Fenton picture Fenton · Sep 19, 2012 · Viewed 20.2k times · Source

I have a self-hosting WCF service accepting messages via HTTPS.

A message is being sent from a Java application, which receives the response:

HTTP/1.1 413 Request Entity Too Large
Content-Length: 0
Server: Microsoft-HTTPAPI/2.0
Date: Wed, 19 Sep 2012 09:05:34 GMT
Connection: close

I am not attempting to upload a file, just send an XML/SOAP message, which is 78kb. I have tried upping my max message and buffer sizes but to no avail.

  <binding name="SecuredNoProxy" openTimeout="00:00:10" sendTimeout="00:00:10">
      <textMessageEncoding messageVersion="Soap11WSAddressing10" />
      <security includeTimestamp="true" enableUnsecuredResponse="true">
          <localClientSettings timestampValidityDuration="00:15:00" />
      </security>
      <httpsTransport manualAddressing="false" maxBufferPoolSize="2147483647" maxReceivedMessageSize="2147483647" maxBufferSize="2147483647" allowCookies="false" bypassProxyOnLocal="true" decompressionEnabled="true" hostNameComparisonMode="StrongWildcard" keepAliveEnabled="true" realm="" transferMode="Buffered" unsafeConnectionNtlmAuthentication="false" useDefaultWebProxy="false" requireClientCertificate="true" />
  </binding>

Please let me know if I can supply any additional information.

WCF Trace Log

Receive bytes on connection 'https://localhost'

Activity boundary (Start)

Connection information

Throwing an exception (Error)

The exception is:

System.ServiceModel.ProtocolException, System.ServiceModel, Version=4.0.0.0, Culture=neutral

Answer

Fenton picture Fenton · Sep 19, 2012

As I eluded to in the question, this is very much related to the binding configurations. In particular, maxReceivedMessageSize.

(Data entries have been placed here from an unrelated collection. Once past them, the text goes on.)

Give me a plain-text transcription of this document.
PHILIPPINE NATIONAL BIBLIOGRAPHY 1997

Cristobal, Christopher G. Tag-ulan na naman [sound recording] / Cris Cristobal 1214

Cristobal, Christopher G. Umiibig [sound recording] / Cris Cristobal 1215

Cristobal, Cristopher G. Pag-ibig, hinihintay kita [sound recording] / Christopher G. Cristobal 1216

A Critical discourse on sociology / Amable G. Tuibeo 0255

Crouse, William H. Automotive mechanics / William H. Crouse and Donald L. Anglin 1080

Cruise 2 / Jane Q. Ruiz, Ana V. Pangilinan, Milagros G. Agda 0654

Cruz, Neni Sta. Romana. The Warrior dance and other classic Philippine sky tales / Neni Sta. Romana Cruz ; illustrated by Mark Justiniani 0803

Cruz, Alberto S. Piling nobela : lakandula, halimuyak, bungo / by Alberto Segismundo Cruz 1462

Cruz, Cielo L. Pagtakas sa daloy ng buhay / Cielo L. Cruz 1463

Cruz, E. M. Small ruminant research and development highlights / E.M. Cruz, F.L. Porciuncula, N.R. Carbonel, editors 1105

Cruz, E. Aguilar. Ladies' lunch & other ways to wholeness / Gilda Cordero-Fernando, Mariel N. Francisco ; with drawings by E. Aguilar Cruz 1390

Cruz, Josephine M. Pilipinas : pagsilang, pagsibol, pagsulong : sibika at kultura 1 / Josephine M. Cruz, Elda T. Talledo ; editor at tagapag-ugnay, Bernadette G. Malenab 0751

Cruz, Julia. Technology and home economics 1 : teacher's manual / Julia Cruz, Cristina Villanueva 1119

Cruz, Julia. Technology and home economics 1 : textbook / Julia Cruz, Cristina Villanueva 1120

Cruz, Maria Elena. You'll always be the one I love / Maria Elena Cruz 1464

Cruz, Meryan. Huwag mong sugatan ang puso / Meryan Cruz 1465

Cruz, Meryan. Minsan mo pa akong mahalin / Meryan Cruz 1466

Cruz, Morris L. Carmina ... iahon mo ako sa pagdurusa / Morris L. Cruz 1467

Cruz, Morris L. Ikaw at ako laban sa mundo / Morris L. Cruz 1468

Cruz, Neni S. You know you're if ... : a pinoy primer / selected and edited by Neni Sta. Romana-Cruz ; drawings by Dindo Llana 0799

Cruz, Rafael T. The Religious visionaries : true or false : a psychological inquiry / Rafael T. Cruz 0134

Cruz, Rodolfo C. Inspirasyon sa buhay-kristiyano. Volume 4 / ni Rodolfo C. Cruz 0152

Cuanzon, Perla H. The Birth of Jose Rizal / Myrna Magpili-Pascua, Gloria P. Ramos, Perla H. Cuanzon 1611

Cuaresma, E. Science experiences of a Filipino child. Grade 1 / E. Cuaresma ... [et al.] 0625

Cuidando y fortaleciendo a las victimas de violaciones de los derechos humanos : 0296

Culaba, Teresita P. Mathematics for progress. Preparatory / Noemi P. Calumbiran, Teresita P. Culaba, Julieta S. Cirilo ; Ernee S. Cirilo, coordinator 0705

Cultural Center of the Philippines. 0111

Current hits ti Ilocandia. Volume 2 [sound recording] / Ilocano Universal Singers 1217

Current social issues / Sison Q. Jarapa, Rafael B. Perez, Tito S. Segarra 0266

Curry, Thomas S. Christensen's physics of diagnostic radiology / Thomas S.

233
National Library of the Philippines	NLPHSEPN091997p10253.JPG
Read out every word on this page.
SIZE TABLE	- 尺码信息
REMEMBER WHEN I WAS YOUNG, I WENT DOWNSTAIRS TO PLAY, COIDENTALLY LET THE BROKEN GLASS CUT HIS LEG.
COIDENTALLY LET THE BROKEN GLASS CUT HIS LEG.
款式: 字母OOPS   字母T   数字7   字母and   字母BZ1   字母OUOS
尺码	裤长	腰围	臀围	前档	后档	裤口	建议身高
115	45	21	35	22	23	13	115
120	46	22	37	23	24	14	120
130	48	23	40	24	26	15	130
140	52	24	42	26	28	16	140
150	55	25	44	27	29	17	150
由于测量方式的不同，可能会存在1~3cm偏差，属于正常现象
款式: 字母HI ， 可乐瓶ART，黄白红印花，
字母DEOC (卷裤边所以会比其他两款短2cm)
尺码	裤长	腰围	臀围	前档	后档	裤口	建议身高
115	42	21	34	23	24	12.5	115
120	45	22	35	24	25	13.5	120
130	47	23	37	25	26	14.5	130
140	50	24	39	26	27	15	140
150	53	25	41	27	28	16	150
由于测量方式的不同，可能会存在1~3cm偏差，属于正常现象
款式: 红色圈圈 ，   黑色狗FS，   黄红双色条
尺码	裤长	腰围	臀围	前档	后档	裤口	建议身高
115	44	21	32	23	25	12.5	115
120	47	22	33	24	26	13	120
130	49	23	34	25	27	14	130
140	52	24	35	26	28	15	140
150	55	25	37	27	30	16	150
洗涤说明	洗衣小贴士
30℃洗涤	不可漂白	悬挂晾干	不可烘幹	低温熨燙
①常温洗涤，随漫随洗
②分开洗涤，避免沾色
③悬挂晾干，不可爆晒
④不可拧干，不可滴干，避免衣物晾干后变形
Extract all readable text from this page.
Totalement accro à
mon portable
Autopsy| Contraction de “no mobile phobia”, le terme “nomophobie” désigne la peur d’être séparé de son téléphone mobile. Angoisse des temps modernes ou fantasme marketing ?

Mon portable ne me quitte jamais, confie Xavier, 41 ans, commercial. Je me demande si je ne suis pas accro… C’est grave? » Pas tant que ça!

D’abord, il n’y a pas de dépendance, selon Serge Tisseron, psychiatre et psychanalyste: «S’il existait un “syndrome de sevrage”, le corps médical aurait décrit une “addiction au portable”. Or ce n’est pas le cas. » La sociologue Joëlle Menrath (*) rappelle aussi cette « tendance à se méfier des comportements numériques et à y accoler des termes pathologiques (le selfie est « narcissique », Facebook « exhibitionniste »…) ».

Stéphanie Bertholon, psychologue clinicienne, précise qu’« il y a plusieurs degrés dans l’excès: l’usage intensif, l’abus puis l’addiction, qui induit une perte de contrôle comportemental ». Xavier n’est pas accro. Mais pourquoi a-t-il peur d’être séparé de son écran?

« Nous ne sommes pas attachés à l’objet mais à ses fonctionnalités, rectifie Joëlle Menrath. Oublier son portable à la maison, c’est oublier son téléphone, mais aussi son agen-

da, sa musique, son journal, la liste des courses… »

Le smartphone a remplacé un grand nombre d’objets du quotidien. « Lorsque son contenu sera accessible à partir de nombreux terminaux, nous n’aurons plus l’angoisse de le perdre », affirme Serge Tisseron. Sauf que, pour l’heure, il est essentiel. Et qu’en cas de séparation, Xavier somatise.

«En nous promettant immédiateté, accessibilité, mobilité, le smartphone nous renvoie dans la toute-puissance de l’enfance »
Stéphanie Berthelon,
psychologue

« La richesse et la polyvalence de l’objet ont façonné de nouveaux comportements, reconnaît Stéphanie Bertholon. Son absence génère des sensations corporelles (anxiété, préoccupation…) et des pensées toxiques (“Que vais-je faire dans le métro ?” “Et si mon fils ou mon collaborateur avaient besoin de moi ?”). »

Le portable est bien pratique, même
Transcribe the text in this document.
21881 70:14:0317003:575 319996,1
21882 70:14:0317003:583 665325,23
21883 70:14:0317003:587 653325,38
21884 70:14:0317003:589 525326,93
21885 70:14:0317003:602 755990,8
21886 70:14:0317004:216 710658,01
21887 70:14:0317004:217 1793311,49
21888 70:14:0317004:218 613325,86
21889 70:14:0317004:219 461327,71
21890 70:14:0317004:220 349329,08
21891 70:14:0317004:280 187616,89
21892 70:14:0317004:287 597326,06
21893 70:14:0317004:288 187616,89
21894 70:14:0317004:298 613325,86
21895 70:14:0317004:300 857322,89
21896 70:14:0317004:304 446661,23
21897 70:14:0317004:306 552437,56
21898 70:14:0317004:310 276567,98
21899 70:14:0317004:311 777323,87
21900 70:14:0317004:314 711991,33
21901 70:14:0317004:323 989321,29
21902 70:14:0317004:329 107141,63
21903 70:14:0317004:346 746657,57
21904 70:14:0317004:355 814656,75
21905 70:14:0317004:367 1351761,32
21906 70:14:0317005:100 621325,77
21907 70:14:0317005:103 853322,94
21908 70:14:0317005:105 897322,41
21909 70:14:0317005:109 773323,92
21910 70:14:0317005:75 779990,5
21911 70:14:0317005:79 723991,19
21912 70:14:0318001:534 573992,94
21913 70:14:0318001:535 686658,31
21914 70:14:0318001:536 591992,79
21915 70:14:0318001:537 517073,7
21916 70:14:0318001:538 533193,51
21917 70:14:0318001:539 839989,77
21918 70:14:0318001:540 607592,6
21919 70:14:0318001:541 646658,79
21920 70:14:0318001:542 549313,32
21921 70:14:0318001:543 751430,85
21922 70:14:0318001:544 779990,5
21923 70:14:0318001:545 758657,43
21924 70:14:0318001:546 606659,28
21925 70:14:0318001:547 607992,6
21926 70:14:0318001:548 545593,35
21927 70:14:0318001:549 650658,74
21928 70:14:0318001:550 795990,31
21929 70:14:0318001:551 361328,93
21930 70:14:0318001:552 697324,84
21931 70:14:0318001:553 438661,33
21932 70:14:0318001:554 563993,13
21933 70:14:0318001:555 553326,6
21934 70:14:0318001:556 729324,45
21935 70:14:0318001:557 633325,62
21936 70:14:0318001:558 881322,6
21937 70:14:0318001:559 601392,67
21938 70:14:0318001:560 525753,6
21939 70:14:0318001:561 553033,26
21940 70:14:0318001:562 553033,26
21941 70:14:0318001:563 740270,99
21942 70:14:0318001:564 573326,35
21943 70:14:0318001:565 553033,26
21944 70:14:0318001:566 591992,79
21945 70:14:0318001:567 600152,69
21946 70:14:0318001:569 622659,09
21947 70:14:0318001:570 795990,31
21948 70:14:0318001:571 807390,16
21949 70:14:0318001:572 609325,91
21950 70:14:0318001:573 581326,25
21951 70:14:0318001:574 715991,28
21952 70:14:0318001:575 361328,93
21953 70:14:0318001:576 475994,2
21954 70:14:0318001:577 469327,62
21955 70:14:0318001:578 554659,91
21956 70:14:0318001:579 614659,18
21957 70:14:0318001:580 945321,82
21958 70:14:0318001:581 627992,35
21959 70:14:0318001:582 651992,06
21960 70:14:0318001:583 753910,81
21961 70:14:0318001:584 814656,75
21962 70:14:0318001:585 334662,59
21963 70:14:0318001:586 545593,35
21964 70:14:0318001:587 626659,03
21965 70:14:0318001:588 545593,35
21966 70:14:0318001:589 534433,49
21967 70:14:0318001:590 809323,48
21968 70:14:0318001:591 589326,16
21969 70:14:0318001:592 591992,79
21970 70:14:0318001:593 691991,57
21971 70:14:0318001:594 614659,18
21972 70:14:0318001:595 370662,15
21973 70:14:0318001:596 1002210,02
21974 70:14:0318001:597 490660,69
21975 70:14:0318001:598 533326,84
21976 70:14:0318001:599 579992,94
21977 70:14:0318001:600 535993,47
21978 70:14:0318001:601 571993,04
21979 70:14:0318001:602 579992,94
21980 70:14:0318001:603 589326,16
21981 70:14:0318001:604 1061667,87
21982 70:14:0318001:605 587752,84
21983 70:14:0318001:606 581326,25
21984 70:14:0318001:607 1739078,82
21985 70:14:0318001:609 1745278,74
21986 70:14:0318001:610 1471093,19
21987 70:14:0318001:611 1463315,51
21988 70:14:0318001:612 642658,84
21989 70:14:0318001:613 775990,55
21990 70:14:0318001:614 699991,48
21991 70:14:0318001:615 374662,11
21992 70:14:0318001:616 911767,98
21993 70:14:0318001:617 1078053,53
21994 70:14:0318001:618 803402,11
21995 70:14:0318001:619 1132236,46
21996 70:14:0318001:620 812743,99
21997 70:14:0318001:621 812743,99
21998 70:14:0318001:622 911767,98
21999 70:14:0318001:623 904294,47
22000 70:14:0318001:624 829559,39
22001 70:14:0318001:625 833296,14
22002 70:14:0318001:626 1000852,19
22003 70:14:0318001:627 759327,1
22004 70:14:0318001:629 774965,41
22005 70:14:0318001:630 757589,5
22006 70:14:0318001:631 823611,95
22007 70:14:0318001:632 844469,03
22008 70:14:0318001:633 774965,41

maxBufferPoolSize="2147483647" maxReceivedMessageSize="2147483647" maxBufferSize="2147483647"

This is the correct area to change (probably not to make things quite this big though as it will leave you potentially vulnerable to denial of service attacks). Determine a sensible value based on your actual messages.

The outbound endpoint was correctly configured but the inbound endpoint wasn't - it was:

<httpsTransport requireClientCertificate="true" />

Which meant it was using the default value of 65536, which isn't enough for the message being sent. So it is really a case of checking the endpoints really carefully, especially if they are similarly named.